Mike Gravel: President of the United States
They say that one look can say a thousand words. Turns out, staring into a camera for over a minute can lose you the race for the 2008 democratic presidential candidacy. I have no words for Mike Gravel’s presidential campaign ad, and, apparently, neither does Mike Gravel. There are no words spoken and no direct message conveyed—just an old man staring then throwing a rock into the water.
According to Gravel the video was a metaphor. In an interview, he explained that the video was trying to convey “an ordinary citizen, Mike Gravel, and what he’s doing, he’s trying to make a change in society and then he’s going on with his life or to death.” Gravel was actually an Alaskan senator from 1969-1981. He did not give up on his presidential pursuit though—he ran again for the 2020 democratic presidential nominee. Obviously, he did not win. But, Mike Gravel walked so kooky, white, old politicians like Bernie Sanders could run.

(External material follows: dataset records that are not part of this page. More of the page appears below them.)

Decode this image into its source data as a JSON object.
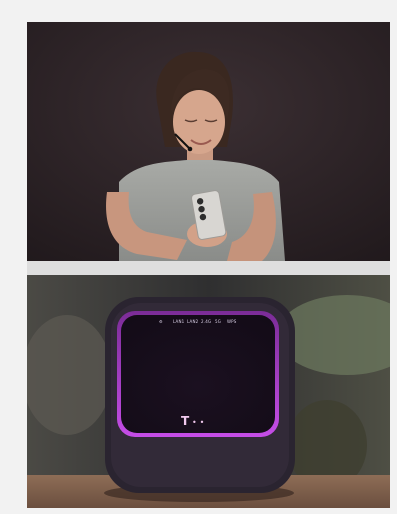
{
  "scene": {
    "top_photo": "person-looking-at-phone",
    "bottom_photo": "router-device"
  },
  "router": {
    "status_labels": [
      "⚙",
      "LAN1",
      "LAN2",
      "2.4G",
      "5G",
      "WPS"
    ],
    "brand_mark": "T",
    "brand_dots": "• •"
  },
  "colors": {
    "top_bg": "#2a2024",
    "router_glow": "#b53bd9",
    "router_body": "#2a2430",
    "table": "#8c6a52"
  }
}
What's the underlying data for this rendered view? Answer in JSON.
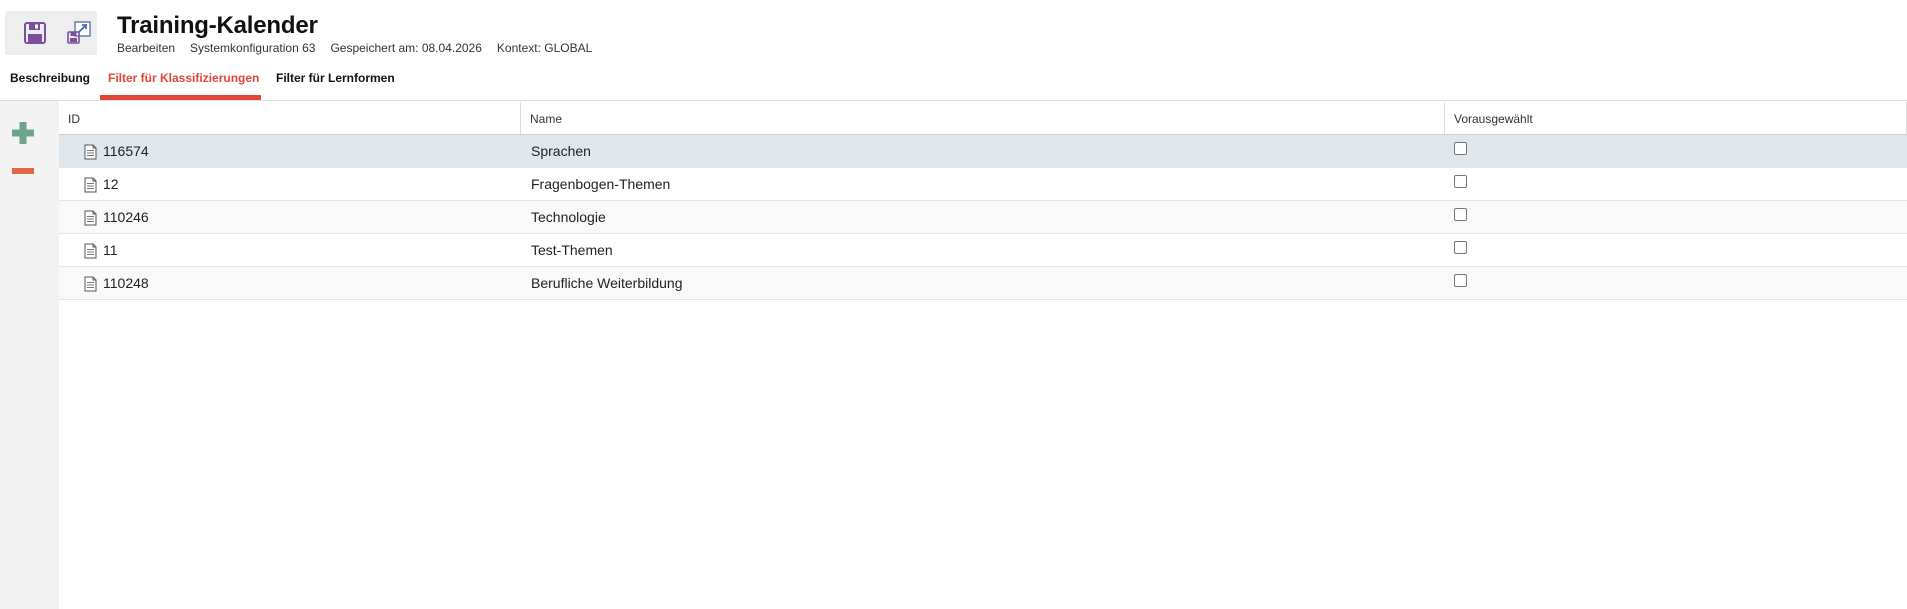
{
  "header": {
    "title": "Training-Kalender",
    "meta": {
      "mode": "Bearbeiten",
      "config": "Systemkonfiguration 63",
      "saved": "Gespeichert am: 08.04.2026",
      "context": "Kontext: GLOBAL"
    },
    "toolbar": {
      "save_icon": "floppy-disk-icon",
      "save_as_icon": "save-export-icon"
    }
  },
  "tabs": [
    {
      "label": "Beschreibung",
      "active": false
    },
    {
      "label": "Filter für Klassifizierungen",
      "active": true
    },
    {
      "label": "Filter für Lernformen",
      "active": false
    }
  ],
  "rail": {
    "add_icon": "plus-icon",
    "remove_icon": "minus-icon"
  },
  "colors": {
    "accent": "#e0463a",
    "add_green": "#6aa58c",
    "remove_red": "#e06748",
    "toolbar_purple": "#7b4fa0",
    "selected_row": "#dfe7ec"
  },
  "table": {
    "columns": [
      "ID",
      "Name",
      "Vorausgewählt"
    ],
    "rows": [
      {
        "id": "116574",
        "name": "Sprachen",
        "preselected": false,
        "selected": true
      },
      {
        "id": "12",
        "name": "Fragenbogen-Themen",
        "preselected": false,
        "selected": false
      },
      {
        "id": "110246",
        "name": "Technologie",
        "preselected": false,
        "selected": false
      },
      {
        "id": "11",
        "name": "Test-Themen",
        "preselected": false,
        "selected": false
      },
      {
        "id": "110248",
        "name": "Berufliche Weiterbildung",
        "preselected": false,
        "selected": false
      }
    ]
  }
}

Rob Hahn: Governor of Minnesota
Talk about an epic BURN. Rob Hahn completely changed the game of the hate campaign with this truly catchy rendition of “Major Tom” by Peter Schillings. In this truly baffling campaign ad, Hahn attacks his political opponent, Tom Horner (AKA “Oily Tom), for Governor of Minnesota. He uses amateur animated characters, oil innuendos, and what looks like poop falling on Horner’s head to layout everything that is wrong with Tom Horner. First of all, Horner is very oily. “Oilier than BP,” to be specific. Second of all, he is a tool who wears Prada glasses. Last, and most important, he is very scared of Rob Hahn (according to Rob Hahn).
I don’t know how, but Hahn did not win the Independent party candidacy. Which begs the question, what the hell is wrong with all you Minnesota voters? Did Hahn’s message not register with you? Did y’all not pay attention to how oily Tom Horner is? He is VERY oily. Maybe it’s just a Minnesota thing, but I personally would not want an oily man governing my state. So, Rob Hahn, if you’re reading this, just know that I think you were robbed.

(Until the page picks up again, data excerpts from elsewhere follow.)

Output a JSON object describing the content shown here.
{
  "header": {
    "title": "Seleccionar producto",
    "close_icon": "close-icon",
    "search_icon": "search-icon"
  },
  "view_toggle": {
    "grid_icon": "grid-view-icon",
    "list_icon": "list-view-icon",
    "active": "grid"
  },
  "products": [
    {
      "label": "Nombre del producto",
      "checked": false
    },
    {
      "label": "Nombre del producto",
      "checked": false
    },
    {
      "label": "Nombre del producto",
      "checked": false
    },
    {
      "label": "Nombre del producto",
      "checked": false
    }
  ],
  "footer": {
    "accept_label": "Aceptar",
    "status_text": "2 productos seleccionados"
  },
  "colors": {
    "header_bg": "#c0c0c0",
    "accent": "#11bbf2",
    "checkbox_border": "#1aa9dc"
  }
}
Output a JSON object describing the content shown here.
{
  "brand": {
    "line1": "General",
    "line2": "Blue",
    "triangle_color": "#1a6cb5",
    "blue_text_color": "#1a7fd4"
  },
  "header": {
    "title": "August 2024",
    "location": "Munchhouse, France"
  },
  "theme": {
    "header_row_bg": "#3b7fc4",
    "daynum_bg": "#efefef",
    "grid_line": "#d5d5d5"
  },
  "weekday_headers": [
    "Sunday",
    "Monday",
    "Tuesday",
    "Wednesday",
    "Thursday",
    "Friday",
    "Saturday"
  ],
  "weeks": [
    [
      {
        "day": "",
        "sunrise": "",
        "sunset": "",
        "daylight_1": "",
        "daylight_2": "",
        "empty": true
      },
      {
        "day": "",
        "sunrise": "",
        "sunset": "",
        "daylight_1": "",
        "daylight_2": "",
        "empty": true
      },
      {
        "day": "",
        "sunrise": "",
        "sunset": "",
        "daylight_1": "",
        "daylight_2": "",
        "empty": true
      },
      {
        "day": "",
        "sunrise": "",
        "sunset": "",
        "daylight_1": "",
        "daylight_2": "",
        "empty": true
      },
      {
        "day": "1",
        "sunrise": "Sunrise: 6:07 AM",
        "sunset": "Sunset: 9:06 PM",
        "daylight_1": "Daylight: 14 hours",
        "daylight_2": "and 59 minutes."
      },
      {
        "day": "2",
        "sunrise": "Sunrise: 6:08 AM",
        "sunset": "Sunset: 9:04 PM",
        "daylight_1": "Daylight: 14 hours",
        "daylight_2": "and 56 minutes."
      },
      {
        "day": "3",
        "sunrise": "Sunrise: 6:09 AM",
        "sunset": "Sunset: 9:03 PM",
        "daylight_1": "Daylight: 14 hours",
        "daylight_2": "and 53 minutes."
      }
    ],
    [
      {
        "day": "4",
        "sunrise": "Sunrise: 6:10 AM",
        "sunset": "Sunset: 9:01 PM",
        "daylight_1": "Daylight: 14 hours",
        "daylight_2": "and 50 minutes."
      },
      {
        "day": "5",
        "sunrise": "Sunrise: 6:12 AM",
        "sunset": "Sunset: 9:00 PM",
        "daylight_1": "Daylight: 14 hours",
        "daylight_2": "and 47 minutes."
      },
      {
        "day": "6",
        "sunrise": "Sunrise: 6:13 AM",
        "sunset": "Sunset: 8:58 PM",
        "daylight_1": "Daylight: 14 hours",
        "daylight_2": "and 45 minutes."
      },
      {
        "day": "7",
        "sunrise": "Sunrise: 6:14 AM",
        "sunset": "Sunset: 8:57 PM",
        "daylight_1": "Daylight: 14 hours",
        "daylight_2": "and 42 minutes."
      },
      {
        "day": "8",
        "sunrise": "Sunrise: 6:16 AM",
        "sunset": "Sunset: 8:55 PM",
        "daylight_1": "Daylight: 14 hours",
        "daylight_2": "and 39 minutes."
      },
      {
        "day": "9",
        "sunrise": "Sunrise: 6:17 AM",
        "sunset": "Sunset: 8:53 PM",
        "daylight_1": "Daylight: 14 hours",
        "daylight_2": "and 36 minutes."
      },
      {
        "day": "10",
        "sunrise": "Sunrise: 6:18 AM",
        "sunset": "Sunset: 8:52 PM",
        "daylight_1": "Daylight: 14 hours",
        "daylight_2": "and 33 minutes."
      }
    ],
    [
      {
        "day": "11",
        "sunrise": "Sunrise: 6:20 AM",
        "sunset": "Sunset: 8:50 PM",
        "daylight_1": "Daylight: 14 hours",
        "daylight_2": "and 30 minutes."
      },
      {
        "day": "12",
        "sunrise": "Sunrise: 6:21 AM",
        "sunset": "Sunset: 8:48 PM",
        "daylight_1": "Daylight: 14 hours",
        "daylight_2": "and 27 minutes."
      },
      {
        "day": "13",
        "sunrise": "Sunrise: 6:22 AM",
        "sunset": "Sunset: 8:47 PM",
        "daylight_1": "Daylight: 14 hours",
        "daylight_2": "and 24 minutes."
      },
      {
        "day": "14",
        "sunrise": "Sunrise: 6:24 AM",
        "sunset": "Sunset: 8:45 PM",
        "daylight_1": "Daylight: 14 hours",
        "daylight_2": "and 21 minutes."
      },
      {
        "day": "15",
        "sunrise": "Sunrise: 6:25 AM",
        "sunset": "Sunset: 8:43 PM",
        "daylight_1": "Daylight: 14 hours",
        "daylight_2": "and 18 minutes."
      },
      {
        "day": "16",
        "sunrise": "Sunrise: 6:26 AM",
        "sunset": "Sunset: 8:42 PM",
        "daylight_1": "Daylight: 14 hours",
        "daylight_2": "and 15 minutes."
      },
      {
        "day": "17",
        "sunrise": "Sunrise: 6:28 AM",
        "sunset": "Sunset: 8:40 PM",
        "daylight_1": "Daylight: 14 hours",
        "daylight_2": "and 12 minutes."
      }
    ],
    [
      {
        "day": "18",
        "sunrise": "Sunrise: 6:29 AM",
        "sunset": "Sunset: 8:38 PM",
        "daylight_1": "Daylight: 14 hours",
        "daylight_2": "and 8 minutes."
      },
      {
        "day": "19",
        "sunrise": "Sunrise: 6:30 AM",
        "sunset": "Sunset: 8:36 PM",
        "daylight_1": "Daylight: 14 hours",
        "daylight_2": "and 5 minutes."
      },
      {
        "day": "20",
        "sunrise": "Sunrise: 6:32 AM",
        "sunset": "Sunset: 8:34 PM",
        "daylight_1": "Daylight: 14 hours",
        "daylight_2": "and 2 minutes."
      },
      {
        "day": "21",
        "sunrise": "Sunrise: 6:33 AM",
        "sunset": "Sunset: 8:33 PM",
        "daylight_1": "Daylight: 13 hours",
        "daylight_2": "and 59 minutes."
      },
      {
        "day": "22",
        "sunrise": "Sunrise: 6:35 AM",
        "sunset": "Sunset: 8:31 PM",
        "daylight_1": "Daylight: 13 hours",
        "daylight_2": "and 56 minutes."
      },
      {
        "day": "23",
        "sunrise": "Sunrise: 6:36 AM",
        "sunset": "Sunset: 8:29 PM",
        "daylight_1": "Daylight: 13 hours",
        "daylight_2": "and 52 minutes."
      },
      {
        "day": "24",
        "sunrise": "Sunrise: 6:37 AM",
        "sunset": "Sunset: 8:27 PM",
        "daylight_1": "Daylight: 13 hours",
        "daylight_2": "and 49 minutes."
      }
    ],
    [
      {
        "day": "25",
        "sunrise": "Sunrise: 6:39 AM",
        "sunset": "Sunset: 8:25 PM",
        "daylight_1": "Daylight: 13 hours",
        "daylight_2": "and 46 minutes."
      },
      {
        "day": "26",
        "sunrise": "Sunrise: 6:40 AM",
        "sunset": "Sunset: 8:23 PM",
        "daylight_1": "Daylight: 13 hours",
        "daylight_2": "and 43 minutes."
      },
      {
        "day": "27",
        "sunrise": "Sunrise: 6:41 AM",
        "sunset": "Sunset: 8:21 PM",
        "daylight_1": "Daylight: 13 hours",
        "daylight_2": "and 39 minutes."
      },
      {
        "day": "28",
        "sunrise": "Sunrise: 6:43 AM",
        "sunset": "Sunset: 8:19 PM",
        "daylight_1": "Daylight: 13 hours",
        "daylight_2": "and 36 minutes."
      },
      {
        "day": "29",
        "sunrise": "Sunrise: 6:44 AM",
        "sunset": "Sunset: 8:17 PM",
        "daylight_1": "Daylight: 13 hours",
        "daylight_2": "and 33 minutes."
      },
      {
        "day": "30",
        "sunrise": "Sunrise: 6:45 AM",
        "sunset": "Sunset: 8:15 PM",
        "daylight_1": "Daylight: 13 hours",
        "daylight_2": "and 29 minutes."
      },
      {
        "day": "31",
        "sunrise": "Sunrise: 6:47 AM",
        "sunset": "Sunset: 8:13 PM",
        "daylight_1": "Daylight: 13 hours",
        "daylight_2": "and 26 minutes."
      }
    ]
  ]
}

Christopher Knight: Rockingham County Board of Education
Here’s a rough transcript of how I imagine the idea for this ad came about:
Christopher Knight: What do kids like?
Campaign Manager: Kids can’t vote. You need to appeal to adult voters.
Christopher Knight: I’m pretty sure kids still like sci-fi.
Campaign Manager: Chris, we’ve talked about this so many times.
Christopher Knight: You’re right. We need to go with a Star Wars theme.
Campaign Manager: Jesus Christ, why didn’t I just become an accountant.
When the video first started, I thought it was an intro to an acting reel. Then, things became more unclear when the video cut to what looked to be a child’s toy model of a Star Wars ship in front of a greenscreen. I too am an independent filmmaker, so I can empathize with the difficulty he faced working with a low budget. In a recent film, I had to strategically shoot scenes so that the actors’ feet didn’t appear onscreen because I couldn’t afford the necessary footwear. So, Chris, let me know if you’re down to collaborate on a small-budget film with me.